Lung diseases can be difficult to diagnose and treat. Even if you know what specific condition someone has, it’s hard to say how their body will respond. Biomarkers make understanding these factors far easier.
Biomarkers are biological signs that provide information about a condition or a patient’s body. With these markers, you can recognize unique disease strands more easily or tell how they might impact a specific patient. Recent research has found that artificial intelligence (AI) can help discover and identify these biomarkers, paving the way for many improvements.
Here’s how AI biomarkers can affect lung disease treatments.
Speeding Treatment Timelines
“AI can detect lung cancer a year or two earlier than human analysts”
One of the most important advantages of biomarkers is how they enable faster treatments. Because biomarkers suggest specific conditions, seeing them lets you precisely diagnose lung diseases sooner, letting you treat them more quickly. Biomarkers can indicate needed lung transplants years before conventional means in some situations.
AI takes these benefits a step further by streamlining the biomarker identification process. Machine learning algorithms are highly adept at classification tasks, and the more data they encounter, the better they become at it. As a result, they can analyze medical scans or other tests to recognize biomarkers far faster than a person can.
AI’s precision means these algorithms could spot biomarkers before they’re even evident to doctors. Some studies found that AI can detect lung cancer a year or two earlier than human analysts.
Improving Diagnostic Accuracy
AI biomarkers can also help diagnose lung diseases more accurately. Even with today’s medical standards and technology, misdiagnoses are more common than you may think. One study found that one in every 25 cases required reclassification after analyzing them again with different tools.
Computers are often more accurate than humans when it comes to this type of work. AI algorithms can compare a case to vast data sets full of similar instances to identify where it falls with little margin for error. They may also recognize biomarker signals too small for humans to classify confidently.
Of course, AI can still make mistakes, just as human doctors can. However, pairing human experts with these highly accurate initial readings can significantly improve lung disease diagnoses, leading to more effective treatments.
Enabling Personalized Medicine
Another advantage of AI biomarkers is how they help personalize treatments. Because AI offers more precision than many other diagnostic tools, it can discover new biomarkers. These discoveries can help identify more specific patient classes, leading to treatment plans tailored to their unique needs.
“As AI models study more patients, they could keep finding new biomarkers or learn more about the implications of existing ones.”
In a 2019 study, a deep learning model discovered new mesothelioma biomarkers after reviewing biopsy slides from 3,000 patients. These new markers offer more insight into which conditions indicate how patients could respond to various treatments. With that insight, one could make more personalized and, therefore, more effective treatment plans.
As AI models study more patients, they could keep finding new biomarkers or learn more about the implications of existing ones. These advancements would help personalize lung disease treatments more and more, saving lives even in exceptional cases.
Mitigating Hospital Staffing Shortages
Using AI to find lung disease biomarkers could also help overcome staffing shortages. Current predictions hold that the U.S. could be short 98,700 medical and lab technicians and more than 29,000 nurse practitioners by 2025. While this labor strain is a multi-faceted issue with no easy answer, AI’s efficiency could help reduce its impact.
Just as AI gives teachers more time by performing tasks like grading, it can free up more time for medical professionals. As AI analyzes tests for early diagnoses, physicians can focus on other patients. Because these tools also streamline the diagnostic process, doctors also get more time with patients.

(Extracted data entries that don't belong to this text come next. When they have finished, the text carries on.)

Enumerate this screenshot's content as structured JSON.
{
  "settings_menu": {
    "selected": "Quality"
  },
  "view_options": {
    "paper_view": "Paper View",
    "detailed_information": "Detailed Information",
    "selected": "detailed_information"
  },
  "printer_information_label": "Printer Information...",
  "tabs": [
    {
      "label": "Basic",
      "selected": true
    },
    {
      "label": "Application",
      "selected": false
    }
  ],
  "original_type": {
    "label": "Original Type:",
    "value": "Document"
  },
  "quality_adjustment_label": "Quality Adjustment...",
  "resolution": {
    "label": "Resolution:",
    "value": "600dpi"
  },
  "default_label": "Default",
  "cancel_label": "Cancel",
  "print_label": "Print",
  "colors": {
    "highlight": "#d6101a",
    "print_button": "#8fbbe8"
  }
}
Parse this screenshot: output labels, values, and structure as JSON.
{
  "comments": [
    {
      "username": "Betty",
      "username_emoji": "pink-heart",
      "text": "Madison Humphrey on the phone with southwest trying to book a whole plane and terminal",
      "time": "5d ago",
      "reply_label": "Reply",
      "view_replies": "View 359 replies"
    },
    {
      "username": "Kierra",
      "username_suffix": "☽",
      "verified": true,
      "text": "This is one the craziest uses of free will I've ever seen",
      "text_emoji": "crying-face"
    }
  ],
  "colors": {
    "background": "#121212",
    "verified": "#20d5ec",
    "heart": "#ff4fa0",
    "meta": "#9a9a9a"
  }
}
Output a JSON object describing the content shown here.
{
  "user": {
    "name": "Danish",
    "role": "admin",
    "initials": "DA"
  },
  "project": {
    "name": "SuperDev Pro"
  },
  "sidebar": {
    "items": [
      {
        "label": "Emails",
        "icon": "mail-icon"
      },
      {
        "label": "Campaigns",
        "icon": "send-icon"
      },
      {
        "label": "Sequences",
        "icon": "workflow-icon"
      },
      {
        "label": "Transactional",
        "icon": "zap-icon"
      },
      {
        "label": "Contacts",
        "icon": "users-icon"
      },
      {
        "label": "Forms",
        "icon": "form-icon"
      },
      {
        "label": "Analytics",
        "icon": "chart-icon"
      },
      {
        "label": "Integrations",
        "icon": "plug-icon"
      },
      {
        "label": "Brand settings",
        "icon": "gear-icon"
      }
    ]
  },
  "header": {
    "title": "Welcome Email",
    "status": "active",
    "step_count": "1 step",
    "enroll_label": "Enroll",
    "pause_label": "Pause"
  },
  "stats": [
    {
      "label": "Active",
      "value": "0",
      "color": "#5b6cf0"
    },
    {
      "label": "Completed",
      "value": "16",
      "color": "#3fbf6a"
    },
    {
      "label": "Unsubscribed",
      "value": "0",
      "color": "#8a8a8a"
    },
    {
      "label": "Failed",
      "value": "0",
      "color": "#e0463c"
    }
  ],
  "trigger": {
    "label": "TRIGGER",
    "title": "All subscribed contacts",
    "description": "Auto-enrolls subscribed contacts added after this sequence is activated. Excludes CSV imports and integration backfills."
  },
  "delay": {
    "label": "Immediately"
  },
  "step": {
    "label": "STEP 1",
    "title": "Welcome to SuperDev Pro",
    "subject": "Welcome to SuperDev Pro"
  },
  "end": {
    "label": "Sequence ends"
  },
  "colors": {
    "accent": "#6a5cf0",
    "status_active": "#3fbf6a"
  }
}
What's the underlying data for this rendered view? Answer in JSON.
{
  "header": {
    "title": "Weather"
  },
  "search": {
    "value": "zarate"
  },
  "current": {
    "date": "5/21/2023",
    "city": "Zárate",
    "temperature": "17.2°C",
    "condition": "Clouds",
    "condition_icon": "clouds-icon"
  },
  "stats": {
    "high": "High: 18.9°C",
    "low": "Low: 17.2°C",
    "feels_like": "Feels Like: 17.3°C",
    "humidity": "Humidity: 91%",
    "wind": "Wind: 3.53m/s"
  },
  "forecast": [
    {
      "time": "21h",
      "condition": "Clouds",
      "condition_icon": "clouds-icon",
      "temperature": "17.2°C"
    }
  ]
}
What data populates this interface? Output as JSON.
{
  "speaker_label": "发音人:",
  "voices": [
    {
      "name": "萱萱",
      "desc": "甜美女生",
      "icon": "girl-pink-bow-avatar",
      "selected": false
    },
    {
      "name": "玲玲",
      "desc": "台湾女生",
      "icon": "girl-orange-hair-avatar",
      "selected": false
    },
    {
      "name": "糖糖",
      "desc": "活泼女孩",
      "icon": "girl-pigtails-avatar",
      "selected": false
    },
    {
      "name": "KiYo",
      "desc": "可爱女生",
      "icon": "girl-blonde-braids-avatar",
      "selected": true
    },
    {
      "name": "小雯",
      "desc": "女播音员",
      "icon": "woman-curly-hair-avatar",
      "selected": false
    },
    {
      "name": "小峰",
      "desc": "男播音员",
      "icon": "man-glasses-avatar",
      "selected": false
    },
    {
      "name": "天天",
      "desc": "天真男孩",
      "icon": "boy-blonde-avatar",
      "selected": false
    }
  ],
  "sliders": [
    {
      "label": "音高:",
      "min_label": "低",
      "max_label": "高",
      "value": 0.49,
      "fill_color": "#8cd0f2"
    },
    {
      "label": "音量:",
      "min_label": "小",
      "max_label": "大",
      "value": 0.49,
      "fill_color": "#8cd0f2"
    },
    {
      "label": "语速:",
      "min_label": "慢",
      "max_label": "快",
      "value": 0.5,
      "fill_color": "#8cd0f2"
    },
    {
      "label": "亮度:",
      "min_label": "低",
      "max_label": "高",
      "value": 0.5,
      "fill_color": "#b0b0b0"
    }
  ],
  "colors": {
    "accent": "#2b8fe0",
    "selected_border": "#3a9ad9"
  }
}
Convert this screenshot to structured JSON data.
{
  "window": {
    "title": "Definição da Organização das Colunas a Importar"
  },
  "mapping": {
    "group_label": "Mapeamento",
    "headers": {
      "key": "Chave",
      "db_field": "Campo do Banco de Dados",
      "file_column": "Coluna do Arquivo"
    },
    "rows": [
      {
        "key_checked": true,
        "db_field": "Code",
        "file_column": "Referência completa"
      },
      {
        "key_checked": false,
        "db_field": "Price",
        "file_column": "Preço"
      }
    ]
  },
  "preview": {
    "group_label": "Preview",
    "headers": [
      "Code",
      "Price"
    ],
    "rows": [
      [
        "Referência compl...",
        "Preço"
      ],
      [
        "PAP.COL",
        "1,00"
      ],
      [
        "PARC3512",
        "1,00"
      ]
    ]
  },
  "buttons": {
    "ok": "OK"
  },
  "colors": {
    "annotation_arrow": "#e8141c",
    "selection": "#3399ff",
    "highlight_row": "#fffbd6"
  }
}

As more hospitals use AI more heavily, medical staff will have more time to spend on critical work. This productivity boost will make staffing shortages less impactful, ensuring they don’t compromise patient health.
Potential Concerns With AI in Health Care
“Health care has become the most targeted industry for ransomware, and AI could exacerbate this threat.”
While AI biomarker technology has many advantages, it also raises some concerns. Learning about these potential downsides can help you use AI safely and effectively.
One of the biggest concerns is AI’s accuracy. While these tools are often more accurate than people, they can still cause errors. If one assumes they’re always right and rely too heavily on them, it could lead to misdiagnoses and mistreatment. Human experts should always have the final say and review AI predictions, but it can be easy to become complacent due to these tools’ ease of use.
Security is another issue. Health care has become the most targeted industry for ransomware, and AI could exacerbate this threat because it requires extensive data sets to work properly. An AI training set could contain lots of sensitive patient data for cyber criminals to target. If cybersecurity doesn’t also increase with higher AI usage, it could become a threat.
AI Biomarkers Could Revolutionize Lung Disease Treatment
While some concerns remain, AI biomarkers show a lot of promise. If hospitals and clinics can implement these tools safely, they could make lung disease treatment faster and more effective.
AI biomarkers are still a relatively new technology, so new benefits and use cases will likely emerge. As this technology improves, the medical sector could see substantial gains from adopting it. It could revolutionize lung disease treatment before long.